18. The powdered composition of claim 1, wherein the base material is a polymer present in concentration of about 90 percent to about 95 percent by weight of the composition, a crosslinker present in a concentration of about 5 percent to about 10 percent by weight of the composition, and an antimicrobial therapeutic agent present in a concentration of about 0.01 percent to about 0.10 percent by weight of the composition.

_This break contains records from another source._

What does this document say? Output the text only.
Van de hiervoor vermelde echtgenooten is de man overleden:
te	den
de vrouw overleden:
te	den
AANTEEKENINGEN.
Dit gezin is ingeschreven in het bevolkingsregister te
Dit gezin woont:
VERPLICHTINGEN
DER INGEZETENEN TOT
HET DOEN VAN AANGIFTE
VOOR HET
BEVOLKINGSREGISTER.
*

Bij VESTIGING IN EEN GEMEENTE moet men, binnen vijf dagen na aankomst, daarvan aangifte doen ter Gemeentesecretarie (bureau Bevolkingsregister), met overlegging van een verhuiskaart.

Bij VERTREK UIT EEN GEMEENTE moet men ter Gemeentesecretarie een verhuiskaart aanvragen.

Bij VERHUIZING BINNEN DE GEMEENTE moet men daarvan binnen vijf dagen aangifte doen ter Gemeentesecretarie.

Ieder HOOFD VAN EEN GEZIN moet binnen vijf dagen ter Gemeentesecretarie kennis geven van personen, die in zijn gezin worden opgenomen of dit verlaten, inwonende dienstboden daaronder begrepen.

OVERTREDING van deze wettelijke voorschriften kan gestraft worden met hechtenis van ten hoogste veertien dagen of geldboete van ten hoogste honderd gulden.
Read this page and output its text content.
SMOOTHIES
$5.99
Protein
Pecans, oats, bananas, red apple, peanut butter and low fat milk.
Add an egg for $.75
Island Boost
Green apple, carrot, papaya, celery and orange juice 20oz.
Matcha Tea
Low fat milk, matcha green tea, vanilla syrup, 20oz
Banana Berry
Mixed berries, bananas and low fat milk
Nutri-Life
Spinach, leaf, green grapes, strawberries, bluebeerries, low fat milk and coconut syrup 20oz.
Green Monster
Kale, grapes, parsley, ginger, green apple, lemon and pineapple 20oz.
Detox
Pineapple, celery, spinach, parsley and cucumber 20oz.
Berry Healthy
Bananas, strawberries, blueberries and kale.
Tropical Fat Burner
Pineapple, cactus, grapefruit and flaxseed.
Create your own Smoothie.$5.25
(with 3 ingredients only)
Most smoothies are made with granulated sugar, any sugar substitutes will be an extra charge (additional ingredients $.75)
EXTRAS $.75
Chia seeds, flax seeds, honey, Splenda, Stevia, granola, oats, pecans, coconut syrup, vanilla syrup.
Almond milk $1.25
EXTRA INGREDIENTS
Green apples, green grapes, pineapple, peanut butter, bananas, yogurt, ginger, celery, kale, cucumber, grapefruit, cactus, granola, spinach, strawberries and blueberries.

19. A powdered composition for oral application of therapeutic agents, comprising:
a base material and a crosslinker,
wherein the composition is formed as a homogenous powder.
20. The powdered composition of claim 19, wherein when subject to a moist anatomical location hydrates into a mucoadhesive or bioadhesive hydrogel.
21. The powdered composition of claim 20, wherein the mucoadhesive or bioadhesive gel crosslinks in-situ into a solid hydrogel.
22. The powdered composition of claim 21, wherein the solid hydrogel forms a barrier to microbial contamination.
23. A delivery device for a powdered composition for oral application of a therapeutic agent, comprises:
a syringe including a body, a syringe plunger rod, a dispenser hub, a dispenser tip, a cap, a composition plunger rod and syringe plunger tip,
wherein the powdered composition is stored in the dispenser tip, and depressing the syringe plunger rod dispenses the powdered composition from the delivery device.
24. The delivery device of claim 23, wherein the delivery device is disposable in its entirety.
25. The delivery device of claim 23, wherein the dispenser hub is a Luer dispenser hub.
26. The delivery device of claim 25, wherein the a dispenser tip is a Luer dispenser tip and fastens to the Luer dispenser hub.